Ist nicht die Lehre von der ewigen Wiederkunft ein Versuch, die Idee der Auferstehung zu retten, auch wenn die Vergangenheit irreversibel ist?
Wie hängt der Begriff der Schwere der Schuld mit der Einstein’schen Identität von träger und schwerer Masse (und der Bogen in den Wolken mit dem Gravitationsgesetz) zusammen? Gründet nicht die Beziehung der Farbe zu den Manifestationen seiner elektrodynamischen Objektivation (seiner Instrumentalisierung) in der Beziehung zur Schwere? Und ist diese Instrumentalisierung nicht der genaueste Ausdruck der Hegel’schen List der Vernunft? Sind die subjektiven Formen der Anschauung das Instrument der List der Vernunft?

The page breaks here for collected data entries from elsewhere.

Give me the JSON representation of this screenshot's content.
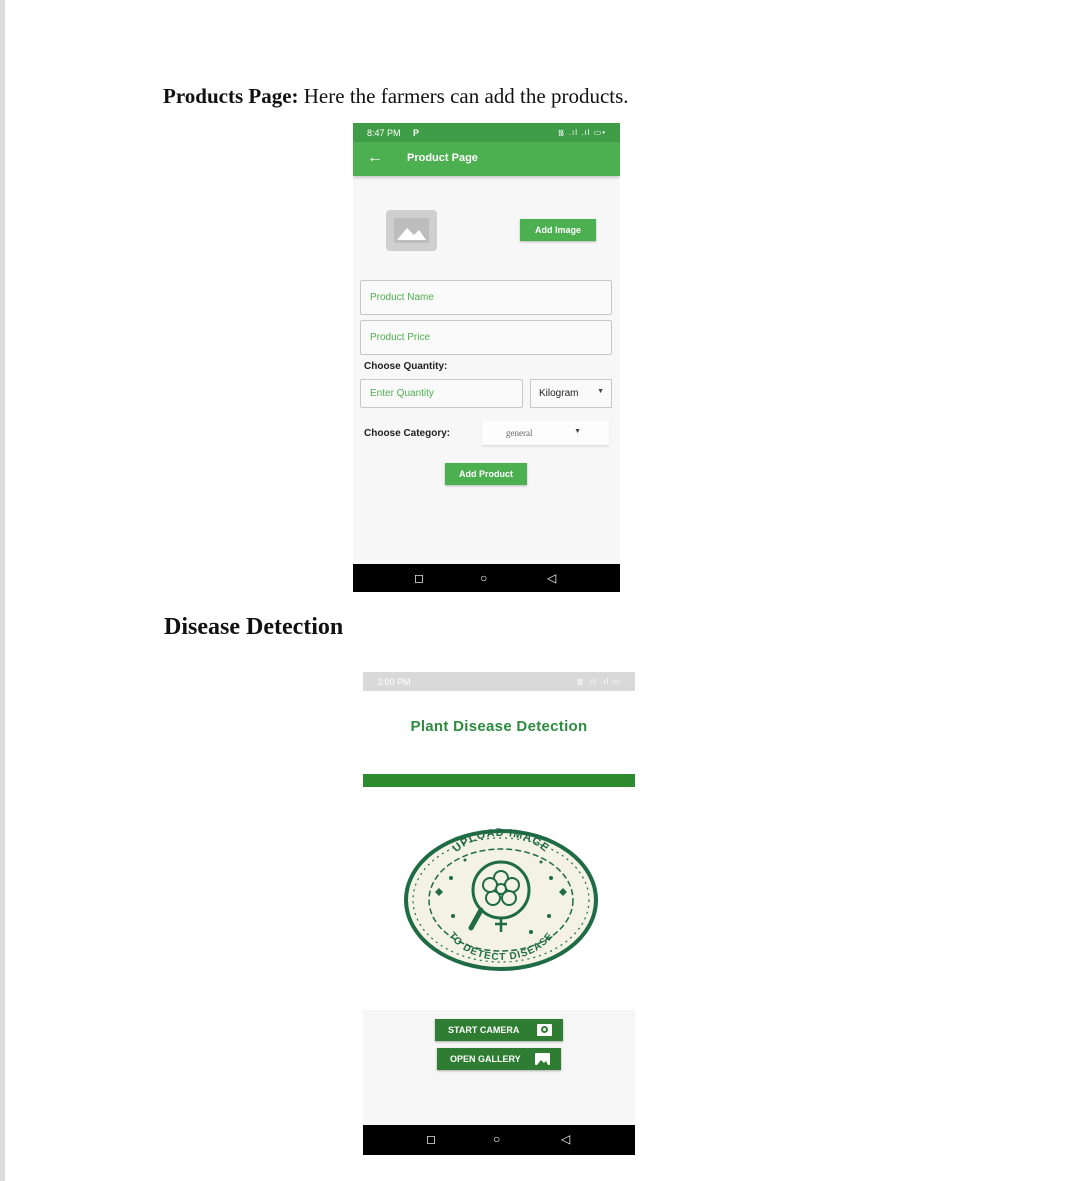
{
  "document": {
    "products_caption_bold": "Products Page:",
    "products_caption_rest": " Here the farmers can add the products.",
    "disease_heading": "Disease Detection"
  },
  "product_screen": {
    "status_time": "8:47 PM",
    "status_pin": "P",
    "status_icons": "᯾ .ıl .ıl ▭•",
    "appbar_back": "←",
    "appbar_title": "Product Page",
    "add_image_label": "Add Image",
    "product_name_placeholder": "Product Name",
    "product_price_placeholder": "Product Price",
    "choose_quantity_label": "Choose Quantity:",
    "quantity_placeholder": "Enter Quantity",
    "unit_selected": "Kilogram",
    "choose_category_label": "Choose Category:",
    "category_selected": "general",
    "add_product_label": "Add Product",
    "nav_square": "◻",
    "nav_circle": "○",
    "nav_back": "◁"
  },
  "disease_screen": {
    "status_time": "3:00 PM",
    "status_icons": "᯾ .ıl .ıl ▭",
    "title": "Plant Disease Detection",
    "logo_text_top": "UPLOAD IMAGE",
    "logo_text_bottom": "TO DETECT DISEASE",
    "start_camera_label": "START CAMERA",
    "open_gallery_label": "OPEN GALLERY",
    "nav_square": "◻",
    "nav_circle": "○",
    "nav_back": "◁"
  },
  "colors": {
    "appbar_green": "#4caf50",
    "status_green": "#3f9c47",
    "title_green": "#2e8b3e",
    "button_dark_green": "#2e7d32",
    "logo_green": "#1e6b45",
    "logo_cream": "#f4f2e4"
  }
}
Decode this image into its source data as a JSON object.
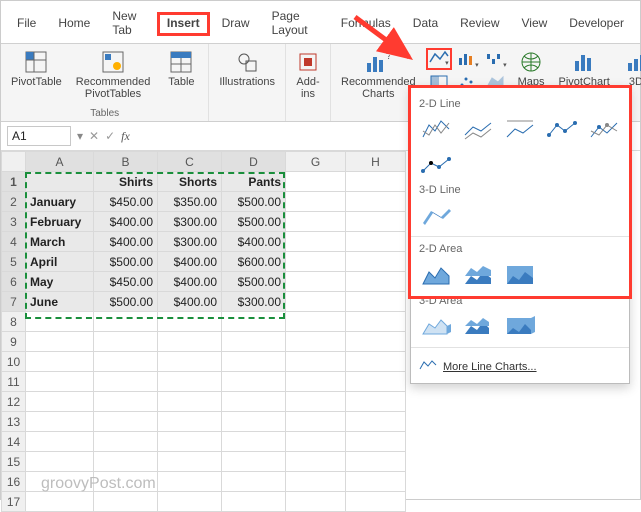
{
  "tabs": {
    "file": "File",
    "home": "Home",
    "newtab": "New Tab",
    "insert": "Insert",
    "draw": "Draw",
    "pagelayout": "Page Layout",
    "formulas": "Formulas",
    "data": "Data",
    "review": "Review",
    "view": "View",
    "developer": "Developer"
  },
  "ribbon": {
    "pivottable": "PivotTable",
    "recpivot": "Recommended\nPivotTables",
    "table": "Table",
    "group_tables": "Tables",
    "illustrations": "Illustrations",
    "addins": "Add-\nins",
    "reccharts": "Recommended\nCharts",
    "maps": "Maps",
    "pivotchart": "PivotChart",
    "threeD": "3D"
  },
  "namebox": "A1",
  "columns": [
    "A",
    "B",
    "C",
    "D",
    "G",
    "H"
  ],
  "headers": {
    "b": "Shirts",
    "c": "Shorts",
    "d": "Pants"
  },
  "rows": [
    {
      "n": "1"
    },
    {
      "n": "2",
      "a": "January",
      "b": "$450.00",
      "c": "$350.00",
      "d": "$500.00"
    },
    {
      "n": "3",
      "a": "February",
      "b": "$400.00",
      "c": "$300.00",
      "d": "$500.00"
    },
    {
      "n": "4",
      "a": "March",
      "b": "$400.00",
      "c": "$300.00",
      "d": "$400.00"
    },
    {
      "n": "5",
      "a": "April",
      "b": "$500.00",
      "c": "$400.00",
      "d": "$600.00"
    },
    {
      "n": "6",
      "a": "May",
      "b": "$450.00",
      "c": "$400.00",
      "d": "$500.00"
    },
    {
      "n": "7",
      "a": "June",
      "b": "$500.00",
      "c": "$400.00",
      "d": "$300.00"
    },
    {
      "n": "8"
    },
    {
      "n": "9"
    },
    {
      "n": "10"
    },
    {
      "n": "11"
    },
    {
      "n": "12"
    },
    {
      "n": "13"
    },
    {
      "n": "14"
    },
    {
      "n": "15"
    },
    {
      "n": "16"
    },
    {
      "n": "17"
    }
  ],
  "panel": {
    "s1": "2-D Line",
    "s2": "3-D Line",
    "s3": "2-D Area",
    "s4": "3-D Area",
    "more": "More Line Charts..."
  },
  "watermark": "groovyPost.com",
  "chart_data": {
    "type": "table",
    "categories": [
      "January",
      "February",
      "March",
      "April",
      "May",
      "June"
    ],
    "series": [
      {
        "name": "Shirts",
        "values": [
          450,
          400,
          400,
          500,
          450,
          500
        ]
      },
      {
        "name": "Shorts",
        "values": [
          350,
          300,
          300,
          400,
          400,
          400
        ]
      },
      {
        "name": "Pants",
        "values": [
          500,
          500,
          400,
          600,
          500,
          300
        ]
      }
    ],
    "title": "",
    "xlabel": "",
    "ylabel": ""
  }
}
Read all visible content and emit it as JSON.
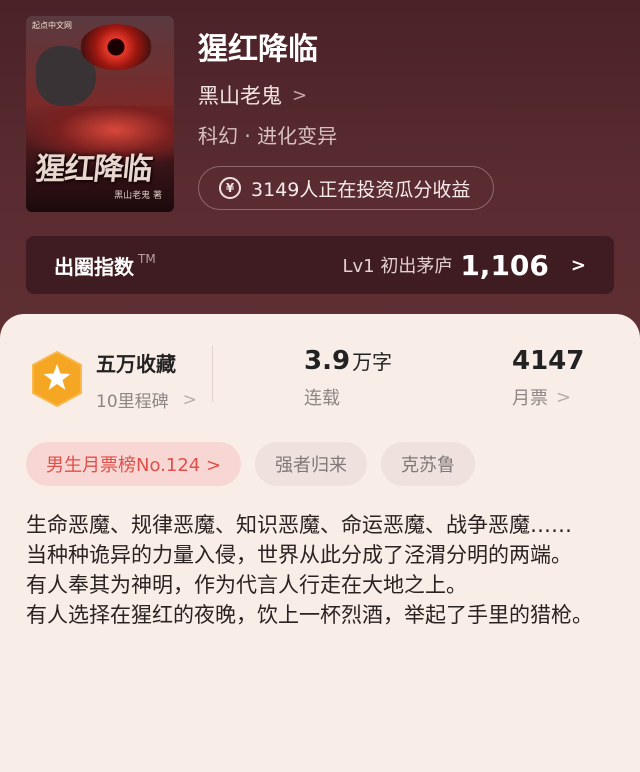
{
  "book": {
    "title": "猩红降临",
    "author": "黑山老鬼",
    "genre": "科幻 · 进化变异",
    "invest_text": "3149人正在投资瓜分收益",
    "cover": {
      "publisher": "起点中文网",
      "title": "猩红降临",
      "author": "黑山老鬼 著"
    }
  },
  "circle_index": {
    "label": "出圈指数",
    "tm": "TM",
    "level": "Lv1 初出茅庐",
    "score": "1,106"
  },
  "stats": {
    "collection": {
      "value": "五万收藏",
      "sub": "10里程碑"
    },
    "words": {
      "value": "3.9",
      "unit": "万字",
      "sub": "连载"
    },
    "monthly": {
      "value": "4147",
      "sub": "月票"
    }
  },
  "tags": [
    "男生月票榜No.124 >",
    "强者归来",
    "克苏鲁"
  ],
  "description": [
    "生命恶魔、规律恶魔、知识恶魔、命运恶魔、战争恶魔……",
    "当种种诡异的力量入侵，世界从此分成了泾渭分明的两端。",
    "有人奉其为神明，作为代言人行走在大地之上。",
    "有人选择在猩红的夜晚，饮上一杯烈酒，举起了手里的猎枪。"
  ],
  "colors": {
    "hero_bg": "#5a2c31",
    "accent_red": "#e0504a",
    "badge_orange": "#f5a623"
  },
  "icons": {
    "invest": "yen-icon",
    "badge": "star-hexagon-icon",
    "chevron": "chevron-right-icon"
  }
}
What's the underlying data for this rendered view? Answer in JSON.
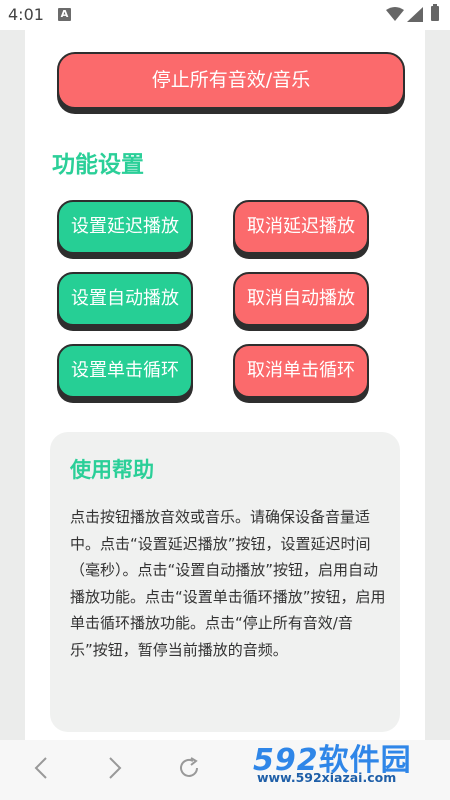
{
  "status_bar": {
    "time": "4:01",
    "notification_icon": "A"
  },
  "stop_all_label": "停止所有音效/音乐",
  "section_title": "功能设置",
  "buttons": {
    "set_delay": "设置延迟播放",
    "cancel_delay": "取消延迟播放",
    "set_auto": "设置自动播放",
    "cancel_auto": "取消自动播放",
    "set_loop": "设置单击循环",
    "cancel_loop": "取消单击循环"
  },
  "help": {
    "title": "使用帮助",
    "body": "点击按钮播放音效或音乐。请确保设备音量适中。点击“设置延迟播放”按钮，设置延迟时间（毫秒）。点击“设置自动播放”按钮，启用自动播放功能。点击“设置单击循环播放”按钮，启用单击循环播放功能。点击“停止所有音效/音乐”按钮，暂停当前播放的音频。"
  },
  "watermark": {
    "logo_num": "592",
    "logo_text": "软件园",
    "url": "www.592xiazai.com"
  },
  "colors": {
    "green": "#26cf95",
    "red": "#fb6a6c",
    "title_green": "#2bcf98"
  }
}
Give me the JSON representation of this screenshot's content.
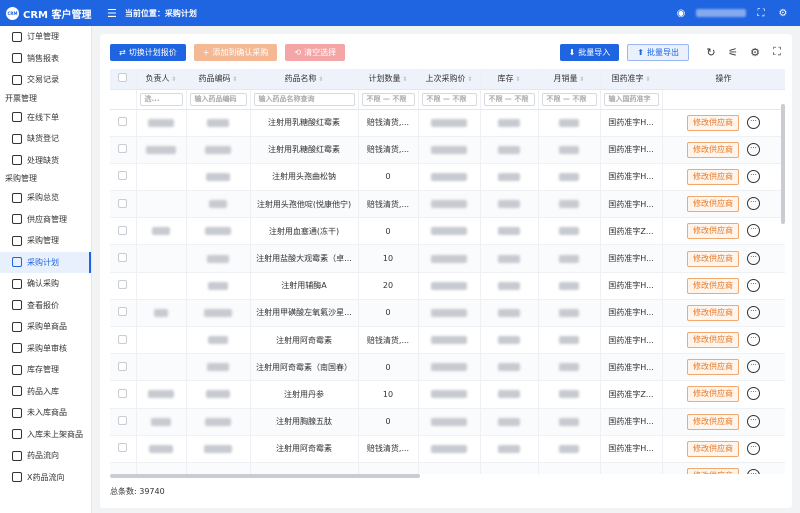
{
  "app": {
    "title": "CRM 客户管理",
    "logo_text": "CRM"
  },
  "breadcrumb": "当前位置：采购计划",
  "sidebar": {
    "top_items": [
      {
        "label": "订单管理",
        "name": "sidebar-item-order-management"
      },
      {
        "label": "销售报表",
        "name": "sidebar-item-sales-report"
      },
      {
        "label": "交易记录",
        "name": "sidebar-item-transaction-records"
      }
    ],
    "group1": "开票管理",
    "group1_items": [
      {
        "label": "在线下单",
        "name": "sidebar-item-online-order"
      },
      {
        "label": "缺货登记",
        "name": "sidebar-item-stockout-register"
      },
      {
        "label": "处理缺货",
        "name": "sidebar-item-handle-stockout"
      }
    ],
    "group2": "采购管理",
    "group2_items": [
      {
        "label": "采购总览",
        "name": "sidebar-item-purchase-overview"
      },
      {
        "label": "供应商管理",
        "name": "sidebar-item-supplier-management"
      },
      {
        "label": "采购管理",
        "name": "sidebar-item-purchase-management"
      },
      {
        "label": "采购计划",
        "name": "sidebar-item-purchase-plan",
        "active": true
      },
      {
        "label": "确认采购",
        "name": "sidebar-item-confirm-purchase"
      },
      {
        "label": "查看报价",
        "name": "sidebar-item-view-quotes"
      },
      {
        "label": "采购单商品",
        "name": "sidebar-item-purchase-order-goods"
      },
      {
        "label": "采购单审核",
        "name": "sidebar-item-purchase-order-review"
      },
      {
        "label": "库存管理",
        "name": "sidebar-item-inventory"
      },
      {
        "label": "药品入库",
        "name": "sidebar-item-drug-inbound"
      },
      {
        "label": "未入库商品",
        "name": "sidebar-item-not-inbound"
      },
      {
        "label": "入库未上架商品",
        "name": "sidebar-item-inbound-not-shelved"
      },
      {
        "label": "药品流向",
        "name": "sidebar-item-drug-flow"
      },
      {
        "label": "X药品流向",
        "name": "sidebar-item-x-drug-flow"
      }
    ]
  },
  "toolbar": {
    "switch_quote": "切换计划报价",
    "add_confirm": "添加到确认采购",
    "clear_selection": "清空选择",
    "batch_import": "批量导入",
    "batch_export": "批量导出"
  },
  "table": {
    "headers": {
      "owner": "负责人",
      "code": "药品编码",
      "name": "药品名称",
      "plan_qty": "计划数量",
      "last_price": "上次采购价",
      "stock": "库存",
      "monthly_sales": "月销量",
      "approval": "国药准字",
      "ops": "操作"
    },
    "filters": {
      "owner": "选...",
      "code": "输入药品编码",
      "name": "输入药品名称查询",
      "plan_qty": "不限 — 不限",
      "last_price": "不限 — 不限",
      "stock": "不限 — 不限",
      "monthly_sales": "不限 — 不限",
      "approval": "输入国药准字"
    },
    "edit_supplier_label": "修改供应商",
    "more_label": "···",
    "rows": [
      {
        "name": "注射用乳糖酸红霉素",
        "plan_qty": "赔钱清货,...",
        "approval": "国药准字H..."
      },
      {
        "name": "注射用乳糖酸红霉素",
        "plan_qty": "赔钱清货,...",
        "approval": "国药准字H..."
      },
      {
        "name": "注射用头孢曲松钠",
        "plan_qty": "0",
        "approval": "国药准字H..."
      },
      {
        "name": "注射用头孢他啶(悦康他宁)",
        "plan_qty": "赔钱清货,...",
        "approval": "国药准字H..."
      },
      {
        "name": "注射用血塞通(冻干)",
        "plan_qty": "0",
        "approval": "国药准字Z..."
      },
      {
        "name": "注射用盐酸大观霉素（卓...",
        "plan_qty": "10",
        "approval": "国药准字H..."
      },
      {
        "name": "注射用辅酶A",
        "plan_qty": "20",
        "approval": "国药准字H..."
      },
      {
        "name": "注射用甲磺酸左氧氟沙星...",
        "plan_qty": "0",
        "approval": "国药准字H..."
      },
      {
        "name": "注射用阿奇霉素",
        "plan_qty": "赔钱清货,...",
        "approval": "国药准字H..."
      },
      {
        "name": "注射用阿奇霉素（南国春）",
        "plan_qty": "0",
        "approval": "国药准字H..."
      },
      {
        "name": "注射用丹参",
        "plan_qty": "10",
        "approval": "国药准字Z..."
      },
      {
        "name": "注射用胸腺五肽",
        "plan_qty": "0",
        "approval": "国药准字H..."
      },
      {
        "name": "注射用阿奇霉素",
        "plan_qty": "赔钱清货,...",
        "approval": "国药准字H..."
      },
      {
        "name": "",
        "plan_qty": "",
        "approval": ""
      }
    ]
  },
  "footer": {
    "total": "总条数: 39740"
  },
  "colors": {
    "primary": "#1f64e0",
    "warning": "#f5b894",
    "danger": "#f4a6a6",
    "op_border": "#f3a86d"
  }
}
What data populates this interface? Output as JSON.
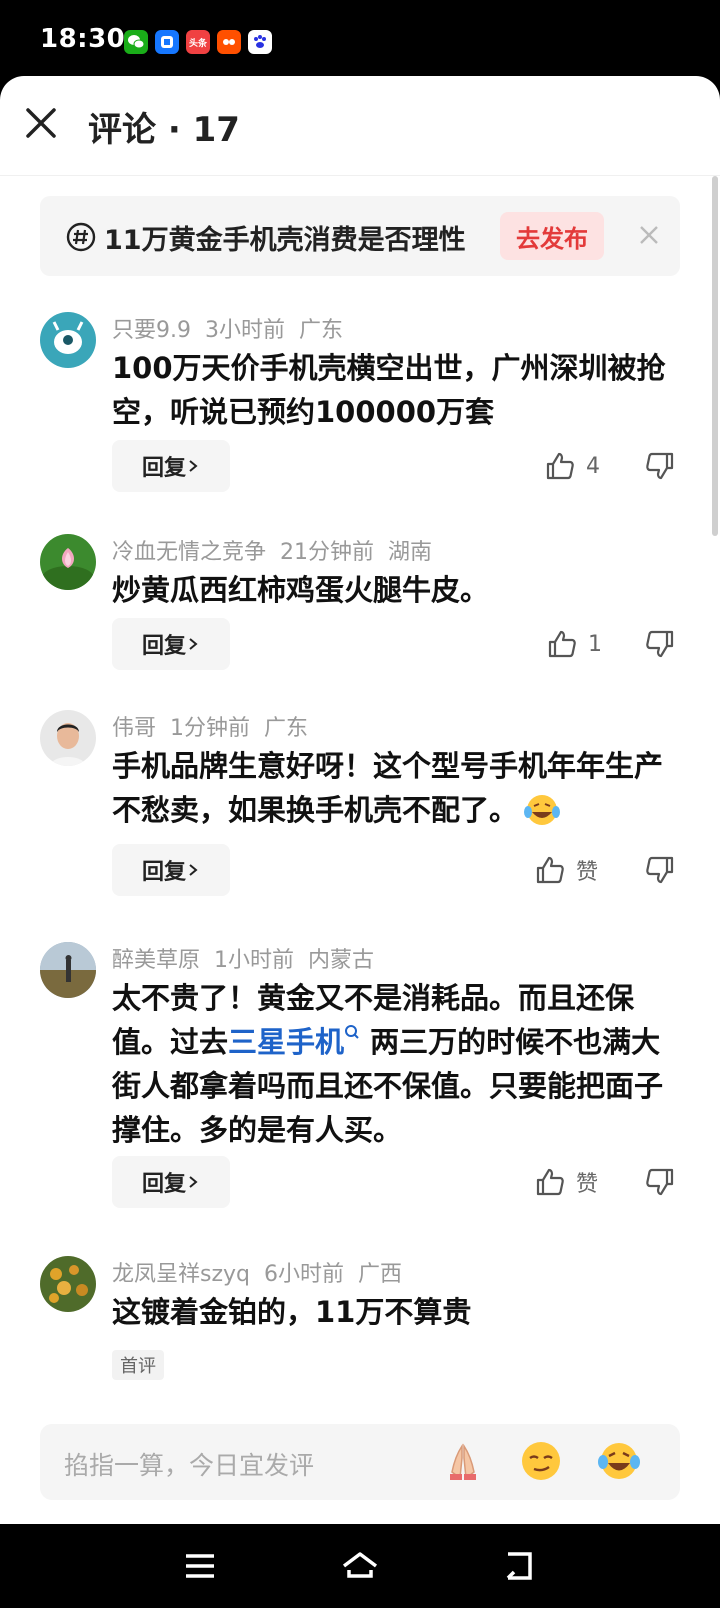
{
  "status_bar": {
    "time": "18:30",
    "app_icons": [
      "wechat-icon",
      "blue-app-icon",
      "toutiao-icon",
      "taobao-icon",
      "baidu-icon"
    ],
    "toutiao_label": "头条"
  },
  "header": {
    "title": "评论 · 17"
  },
  "topic": {
    "text": "11万黄金手机壳消费是否理性",
    "publish_label": "去发布"
  },
  "comments": [
    {
      "user": "只要9.9",
      "time": "3小时前",
      "region": "广东",
      "text": "100万天价手机壳横空出世，广州深圳被抢空，听说已预约100000万套",
      "reply_label": "回复",
      "likes": "4"
    },
    {
      "user": "冷血无情之竞争",
      "time": "21分钟前",
      "region": "湖南",
      "text": "炒黄瓜西红柿鸡蛋火腿牛皮。",
      "reply_label": "回复",
      "likes": "1"
    },
    {
      "user": "伟哥",
      "time": "1分钟前",
      "region": "广东",
      "text": "手机品牌生意好呀！这个型号手机年年生产不愁卖，如果换手机壳不配了。",
      "reply_label": "回复",
      "likes": "赞"
    },
    {
      "user": "醉美草原",
      "time": "1小时前",
      "region": "内蒙古",
      "text_before": "太不贵了！黄金又不是消耗品。而且还保值。过去",
      "link": "三星手机",
      "text_after": " 两三万的时候不也满大街人都拿着吗而且还不保值。只要能把面子撑住。多的是有人买。",
      "reply_label": "回复",
      "likes": "赞"
    },
    {
      "user": "龙凤呈祥szyq",
      "time": "6小时前",
      "region": "广西",
      "text": "这镀着金铂的，11万不算贵",
      "badge": "首评"
    }
  ],
  "input": {
    "placeholder": "掐指一算，今日宜发评"
  },
  "colors": {
    "accent_red": "#e33a3a",
    "link_blue": "#1e63c9"
  }
}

Das Prinzip der Konstanz der Lichtgeschwindigkeit und das Problem der Konstituierung der elektrodynamischen „Erscheinungen“ (ist nicht der Korpuskel-Welle-Dualismus die Widerlegung des naiven Realismus der Mikrophysik?).
Die spezielle Relativitätstheorie ist selber noch abstrakt: Konstant ist nicht die Lichtgeschwindigkeit, sondern die Relation, die sich darin ausdrückt. Und kann es nicht sein, daß diese Relation (der „Wert“ der Lichtgeschwindigkeit) selber noch eine abhängige Variable ist?
Ist nicht die von Heisenberg und Weizsäcker nach dem Krieg etablierte Legende ein Paradigma des kollektiven Verdrängungsprozesses in Deutschland?
Der erste Ausdruck der List der Vernunft war der unbewegte Beweger des Aristoteles, der dann bei Hegel als die Idee des Absoluten sich enthüllte. Zwischen Aristoteles und Hegel liegt der gesamte Prozeß der europäischen Aufklärung, der die Geschichte der christlichen Theologie und die der Naturwissenschaften mit einschließt.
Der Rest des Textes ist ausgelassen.